Children in China, especially those in rural areas, have got more access to education than their parents ever had due to the nation's unswerving implementation of the family planning policy.
Statistics from the educational authority of Henan, a central China province with the largest population, show that the number of the school-age children has been dropping since 1996. The number of primary school students in the province is expected to drop from 11.3 million in 2000 to 8.3 million in 2005.
Analysts said that the dramatic cut in the number of newborns has made it possible for the nation to better its educational services and optimize educational resources.
In early September when the autumn semester started, the educational department of Henan Province began to amalgamate those primary schools whose enrollments were far below their projected number.
In the past, the scene of 70 to 80 students packed into one classroom was not uncommon in Henan.
To meet the then soaring demand for education, the province mapped out a school quota which required every 15,000 population to have a middle school and every primary school in the plain region be built to serve people living within a distance of 1.5 km. As a result, by 2000, nearly 40,000 primary schools were scattered in the province's rural areas.
According to the figures collected in the nation's fifth census, 85 percent of the province's population had received schooling no lower than primary level in 2000, 16 percentage points higher than 1990.
Liu Junzhe, an expert on demography, said, "the positive effect of population control is telling on the country's juvenile education."
Nationwide, 85 percent of Chinese had received the nine-year compulsory education in 2000, while some 99.1 percent of school aged children were enrolled.

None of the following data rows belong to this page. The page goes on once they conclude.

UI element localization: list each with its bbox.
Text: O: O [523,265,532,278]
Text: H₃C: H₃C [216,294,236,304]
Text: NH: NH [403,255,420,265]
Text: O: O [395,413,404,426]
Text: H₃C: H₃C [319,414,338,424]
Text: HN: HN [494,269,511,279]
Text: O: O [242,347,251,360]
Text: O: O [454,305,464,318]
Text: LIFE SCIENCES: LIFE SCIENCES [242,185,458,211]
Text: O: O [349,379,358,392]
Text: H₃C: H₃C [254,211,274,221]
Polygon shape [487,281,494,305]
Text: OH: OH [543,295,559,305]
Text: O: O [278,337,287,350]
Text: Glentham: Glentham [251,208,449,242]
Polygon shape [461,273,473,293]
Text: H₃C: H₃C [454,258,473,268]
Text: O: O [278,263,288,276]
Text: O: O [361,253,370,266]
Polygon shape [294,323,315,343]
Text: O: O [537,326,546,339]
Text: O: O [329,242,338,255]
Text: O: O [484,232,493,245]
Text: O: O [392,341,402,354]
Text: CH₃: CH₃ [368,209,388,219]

Implemented in the 1970s, the family-planing policy, which advocates one-child family, has effectively curbed the nation's rapid population growth. In the late 1990s, China began to witness a low birthrate, a low mortality and a low growth rate.
In rural China where the family control policy was hard to implement because most farmers habitually wanted to have as many children as possible, a silent change is taking place.
Most farmers now prefer one well-educated child to many poorly educated kids. The size of a family doesn't matter any more as the nation's future development hinges more upon science and technology.
Qin Jinquan, a farmer who has seven siblings but only one son, said that he hopes his son can get into college.
Qin couldn't complete primary school when he was a child because there were too many kids waiting to be fed by his parents.
Specializing in the transportation business, Qin makes an annual income of more than 20,000 yuan (US$2,400).
Like many parents in rural China, Qin would like to invest as much as possible in his child's education, including employing a tutor or buying a musical instrument.
As rural China's education service constantly improves and farmers' education awareness gets stronger, experts believe that more talented people will be cultivated and the prosperity of China is just around the corner.